Rewriting scripts and rolling them into a C daemon defeats the whole point of scripts in the first place - the administrator of the system can't make quick changes or easily troubleshoot things (or, optionally, selectively enable/disable small sections of initialization). It's also a large amount of new work for folks busy fixing actual broken or buggy parts of their software.

Lennart complains that the starting PID on his linux desktop is too high, because init scripts call 'grep', 'awk', etc. - and that developers should rewrite all of that into their own startup daemons. It seems like he's complaining about the 'UNIX way' of small, text-oriented tools each doing one job and piping the results between them for flexibility and power for the the system administrator. Moving all of that into a C-based daemon, hiding it entirely from the administrator (short of a unsupported-by-your-contract recompile and source mod) doesn't seem like a net win for me, especially for a few seconds saved two or three times a year.

Most scary is the way he wants to handle socket based services - it's already the source of one remote DOS against a machine running systemd: https://bugzilla.redhat.com/show_bug.cgi?id=739538


This isn't about boot time, that is just a nice side effect for desktop users.

This is about servers, and better ways to manage the services on them. A service shouldn't need to daemonize itself, and monitor it's own process via shell scripts and PID files. Having infrastructure to run services (as apposed to just starting them), monitor them, and resolve dependencies between them is a huge step forward.

(I also don't agree with the handling of socket-based service in systemd, but it's an experiment, and maybe I'm wrong, so its worth a try).


> Rewriting scripts and rolling them into a C daemon defeats the whole point of scripts in the first place - the administrator of the system can't make quick changes or easily troubleshoot things (or, optionally, selectively enable/disable small sections of initialization). It's also a large amount of new work for folks busy fixing actual broken or buggy parts of their software.

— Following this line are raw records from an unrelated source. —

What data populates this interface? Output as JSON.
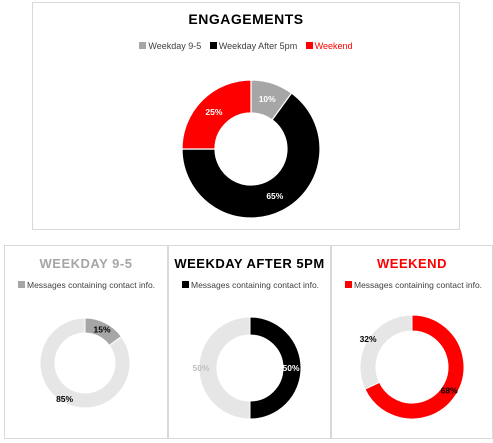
{
  "colors": {
    "gray": "#a6a6a6",
    "black": "#000000",
    "red": "#ff0000",
    "track": "#e6e6e6"
  },
  "chart_data": [
    {
      "type": "pie",
      "title": "ENGAGEMENTS",
      "legend": [
        "Weekday 9-5",
        "Weekday After 5pm",
        "Weekend"
      ],
      "categories": [
        "Weekday 9-5",
        "Weekday After 5pm",
        "Weekend"
      ],
      "values": [
        10,
        65,
        25
      ],
      "labels": [
        "10%",
        "65%",
        "25%"
      ],
      "legend_position": "top"
    },
    {
      "type": "pie",
      "title": "WEEKDAY 9-5",
      "legend": [
        "Messages containing contact info."
      ],
      "values": [
        15,
        85
      ],
      "labels": [
        "15%",
        "85%"
      ],
      "legend_position": "top"
    },
    {
      "type": "pie",
      "title": "WEEKDAY AFTER 5PM",
      "legend": [
        "Messages containing contact info."
      ],
      "values": [
        50,
        50
      ],
      "labels": [
        "50%",
        "50%"
      ],
      "legend_position": "top"
    },
    {
      "type": "pie",
      "title": "WEEKEND",
      "legend": [
        "Messages containing contact info."
      ],
      "values": [
        68,
        32
      ],
      "labels": [
        "68%",
        "32%"
      ],
      "legend_position": "top"
    }
  ]
}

Well, kinda. But I think this is somehow a weird point to take, considering that much other software is indeed written in C and noone complains about that (grep, awk). It is just that the bootscripts were scripts for a long time, but I think this does not mean that that it is an undefiable law. Plus, it is still open source, so if you want to change samething, just remcompile. As you would do with any other software.

And indeed, the "lower" level it gets, the lower level languages I'd accept there. Kernel in C, Bootscripts in Vala, and the desktop in JavaScript or Python, sounds quite reasonable to me.

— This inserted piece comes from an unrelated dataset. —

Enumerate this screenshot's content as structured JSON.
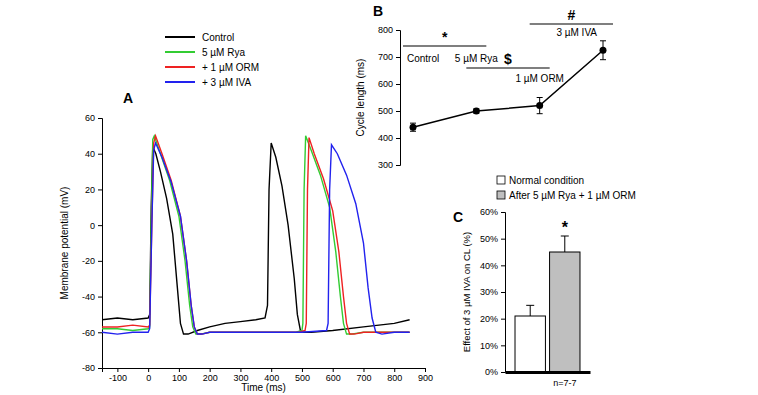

And the socket based services are one interesting element. Whether it is a good solution time will tell, but I can't remember anyone trying this before and I applaud people to think in new ways. Yes, a DOS is not nice, I admit, but maybe we should give it a chance? Consider that systemd is still pretty new.

It saddens me sometimes that people dismiss ideas, just because they are different to what is now. One consideeable advantage that I see in systemd that it tries to be a solution for the majority of Linux distributions. I hate all the custom rolled init systems, I hate all that custom rolled network interface configuration, I will it all went away.

One single init adopted init system also means potentially more people fixing one single service file, so you don't have to. Instead of someone fixing just the Debian one, he also fixes it upstream so it can migrate to other systems.


> `init` already exists to kick things off properly - now init just runs systemd which then kicks things off, for no appreciable gain.

NO, systemd in an init replacement. Yes, init may get the job done, but it can be done so much better. Solaris dropped init years ago, but unfortunately licencing prevented their implementation from being ported to Linux distributions.

Upstart (by Canonical/Ubuntu) was the first major attempt in Linux, and has been running services in Ubuntu and Fedora for a few releases now. Lennart saw that upstart may not have gone far enough, and started his own implementation. Systemd may not be the panacea we want, but the it is on the right track for innovation, which we need.